A press release from the Chengdu government said that the gold mask may have been worn over a person’s face during certain rituals, but that further research and excavation was still needed. Part of a nationwide “Archaeological China” project, the Cultural Heritage Administration’s dig is part of continual research and study of the ancient cultures of the Sichuan-Chongqing region.
Many of the objects are believed to have been used in sacrificial practices from the ancient Shu Han, a kingdom that ruled the Sichuan basin until 316 B.C.E. Another major find in the recent discovery is silk that dates back to the Shu Han era. Its find supports theories that silk was an important part of spiritual rituals to the community and could prove that Chengdu was major production site of silk and a stop along the southwestern portion of the Silk Road.
“Although the silk found at the Sanxingdui site is not the oldest, such a discovery is still very exciting,” Zhou Yang, a researcher at the China National Silk Museum, said in a statement. “This time we found silk in the sacrificial pit. We are very happy to see that through archaeological excavations, we found that the function of silk has been elevated to a spiritual level.”

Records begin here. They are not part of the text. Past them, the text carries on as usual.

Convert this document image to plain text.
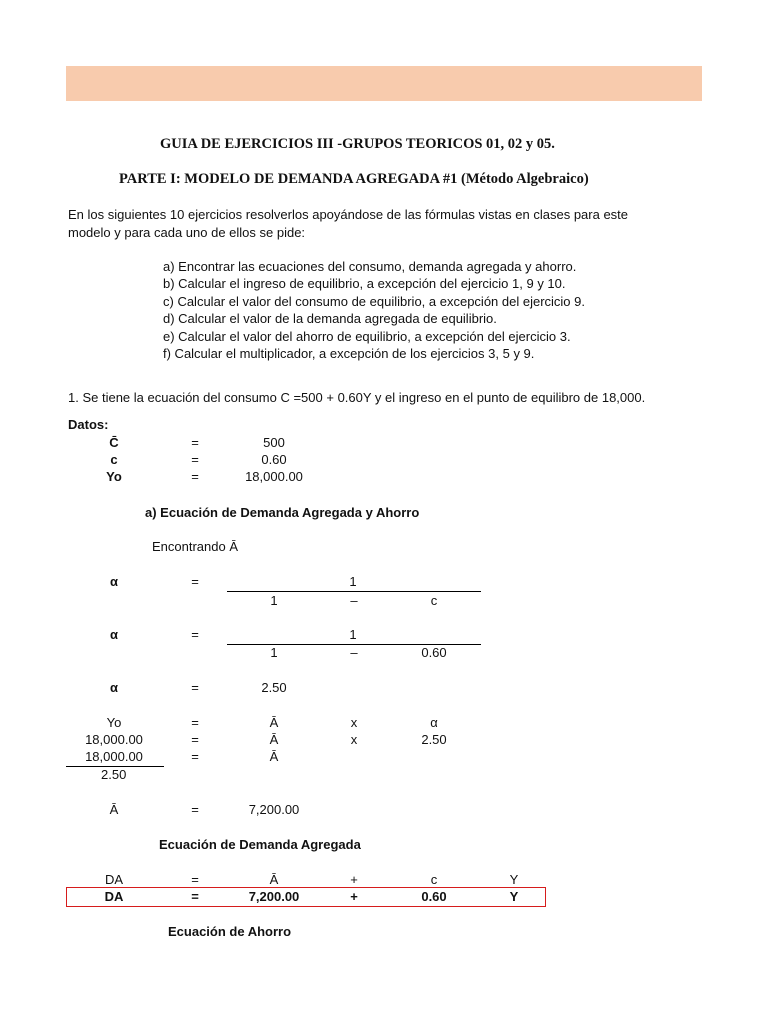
GUIA DE EJERCICIOS III -GRUPOS TEORICOS 01, 02 y 05.
PARTE I: MODELO DE DEMANDA AGREGADA #1 (Método Algebraico)
En los siguientes 10 ejercicios resolverlos apoyándose de las fórmulas vistas en clases para este
modelo y para cada uno de ellos se pide:
a) Encontrar las ecuaciones del consumo, demanda agregada y ahorro.
b) Calcular el ingreso de equilibrio, a excepción del ejercicio 1, 9 y 10.
c) Calcular el valor del consumo de equilibrio, a excepción del ejercicio 9.
d) Calcular el valor de la demanda agregada de equilibrio.
e) Calcular el valor del ahorro de equilibrio, a excepción del ejercicio 3.
f) Calcular el multiplicador, a excepción de los ejercicios 3, 5 y 9.
1. Se tiene la ecuación del consumo C =500 + 0.60Y y el ingreso en el punto de equilibro de 18,000.
Datos:
C̄	=	500
c	=	0.60
Yo	=	18,000.00
a) Ecuación de Demanda Agregada y Ahorro
Encontrando Ā
α	=	1
1	–	c
α	=	1
1	–	0.60
α	=	2.50
Yo	=	Ā	x	α
18,000.00	=	Ā	x	2.50
18,000.00	=	Ā
2.50
Ā	=	7,200.00
Ecuación de Demanda Agregada
DA	=	Ā	+	c	Y
DA	=	7,200.00	+	0.60	Y
Ecuación de Ahorro
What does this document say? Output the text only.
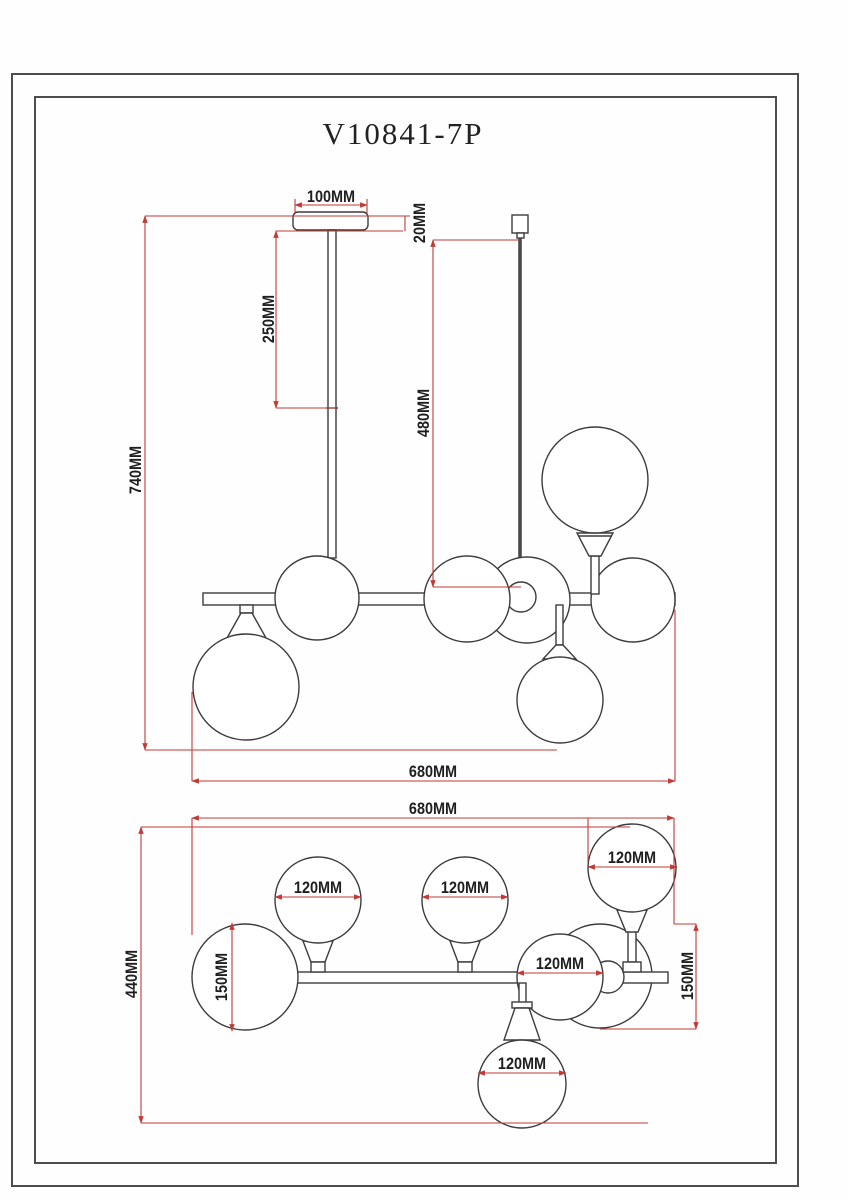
V10841-7P
100MM
20MM
250MM
740MM
480MM
680MM
680MM
440MM	150MM
120MM	120MM
120MM
120MM	150MM
120MM
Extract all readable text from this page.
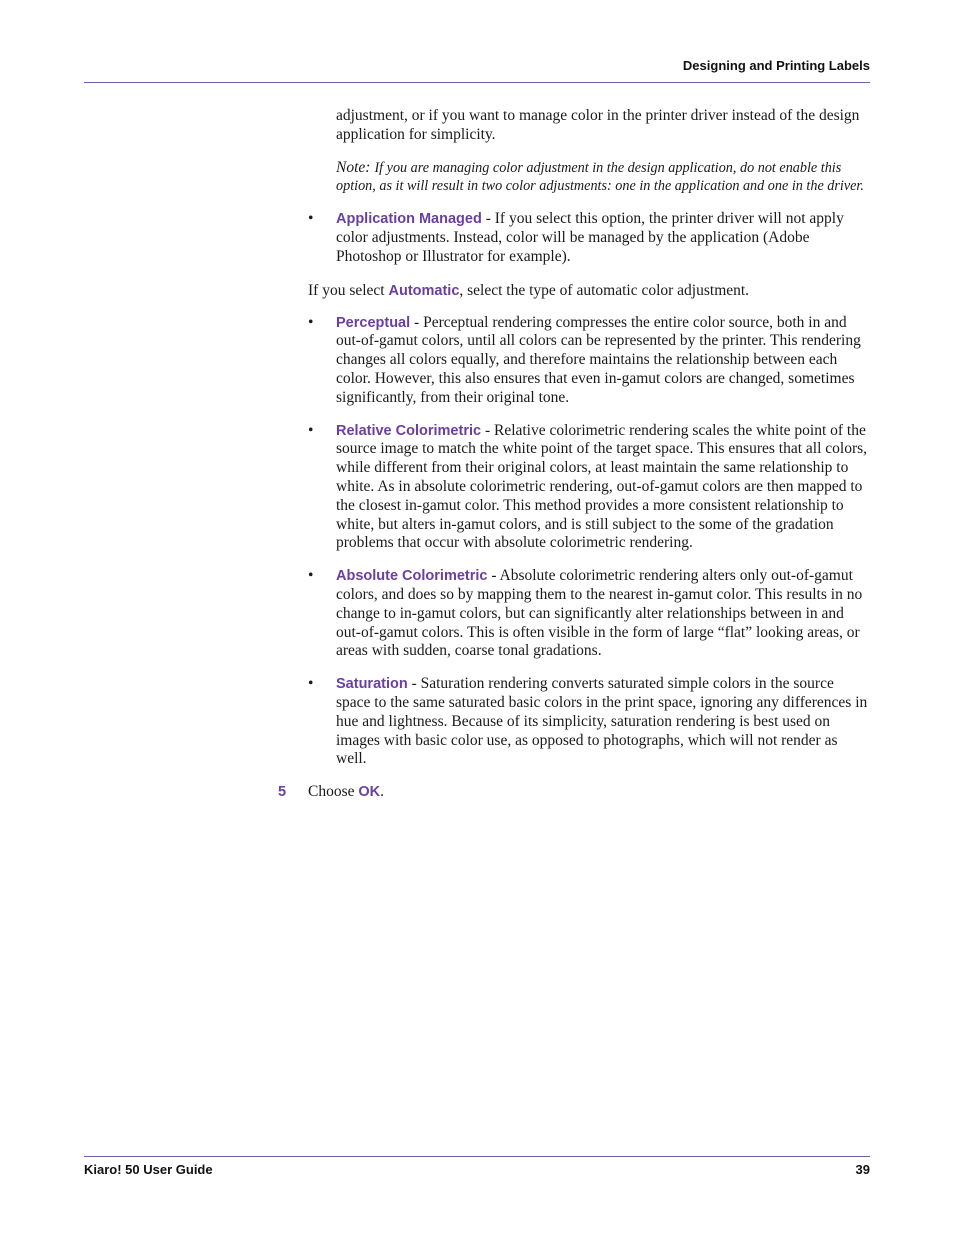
Designing and Printing Labels

adjustment, or if you want to manage color in the printer driver instead of the design application for simplicity.

Note: If you are managing color adjustment in the design application, do not enable this option, as it will result in two color adjustments: one in the application and one in the driver.

• Application Managed - If you select this option, the printer driver will not apply color adjustments. Instead, color will be managed by the application (Adobe Photoshop or Illustrator for example).

If you select Automatic, select the type of automatic color adjustment.

• Perceptual - Perceptual rendering compresses the entire color source, both in and out-of-gamut colors, until all colors can be represented by the printer. This rendering changes all colors equally, and therefore maintains the relationship between each color. However, this also ensures that even in-gamut colors are changed, sometimes significantly, from their original tone.
• Relative Colorimetric - Relative colorimetric rendering scales the white point of the source image to match the white point of the target space. This ensures that all colors, while different from their original colors, at least maintain the same relationship to white. As in absolute colorimetric rendering, out-of-gamut colors are then mapped to the closest in-gamut color. This method provides a more consistent relationship to white, but alters in-gamut colors, and is still subject to the some of the gradation problems that occur with absolute colorimetric rendering.
• Absolute Colorimetric - Absolute colorimetric rendering alters only out-of-gamut colors, and does so by mapping them to the nearest in-gamut color. This results in no change to in-gamut colors, but can significantly alter relationships between in and out-of-gamut colors. This is often visible in the form of large “flat” looking areas, or areas with sudden, coarse tonal gradations.
• Saturation - Saturation rendering converts saturated simple colors in the source space to the same saturated basic colors in the print space, ignoring any differences in hue and lightness. Because of its simplicity, saturation rendering is best used on images with basic color use, as opposed to photographs, which will not render as well.
5 Choose OK.
Kiaro! 50 User Guide	39
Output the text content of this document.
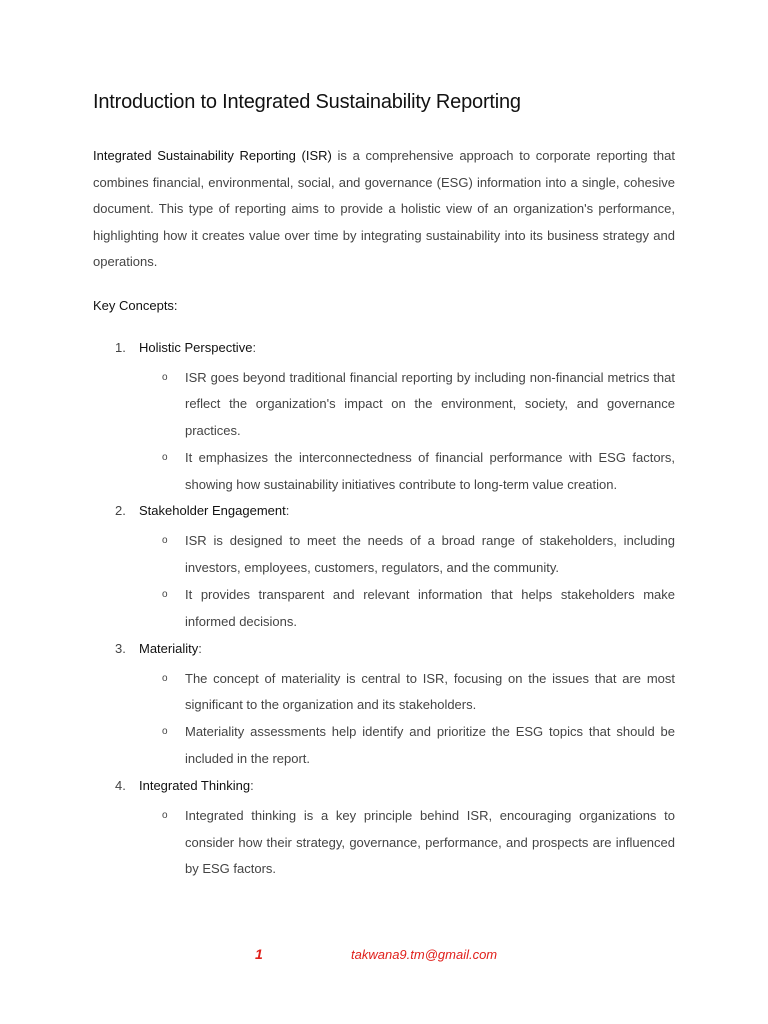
Introduction to Integrated Sustainability Reporting

Integrated Sustainability Reporting (ISR) is a comprehensive approach to corporate reporting that combines financial, environmental, social, and governance (ESG) information into a single, cohesive document. This type of reporting aims to provide a holistic view of an organization's performance, highlighting how it creates value over time by integrating sustainability into its business strategy and operations.

Key Concepts:
1. Holistic Perspective:
o ISR goes beyond traditional financial reporting by including non-financial metrics that reflect the organization's impact on the environment, society, and governance practices.
o It emphasizes the interconnectedness of financial performance with ESG factors, showing how sustainability initiatives contribute to long-term value creation.
2. Stakeholder Engagement:
o ISR is designed to meet the needs of a broad range of stakeholders, including investors, employees, customers, regulators, and the community.
o It provides transparent and relevant information that helps stakeholders make informed decisions.
3. Materiality:
o The concept of materiality is central to ISR, focusing on the issues that are most significant to the organization and its stakeholders.
o Materiality assessments help identify and prioritize the ESG topics that should be included in the report.
4. Integrated Thinking:
o Integrated thinking is a key principle behind ISR, encouraging organizations to consider how their strategy, governance, performance, and prospects are influenced by ESG factors.
1	takwana9.tm@gmail.com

The recent discoveries at Sanxingdui are not the oldest archeological finds, as some have dated back to the 12th and 11th centuries B.C.E. Another major discovery at the site came in 1986, when two other ceremonial pits were found with over 1,000 items, including several bronze masks. Many of the previously found objects are on display at the Sanxingdui Museum, near the dig site, and the newly found ones are expected to also go on view there at a later time.
In a statement provided to the Chengdu government accompanying the recent finds, Xu Hong, the leader of a different archeological site looking into the ancient Erlitou culture said, “This excavation can further clarify the nature of the sacrificial pit at Sanxingdui site, understand the religious life and sacrificial tradition of the Sanxingdui people, and get closer to the truth of history.”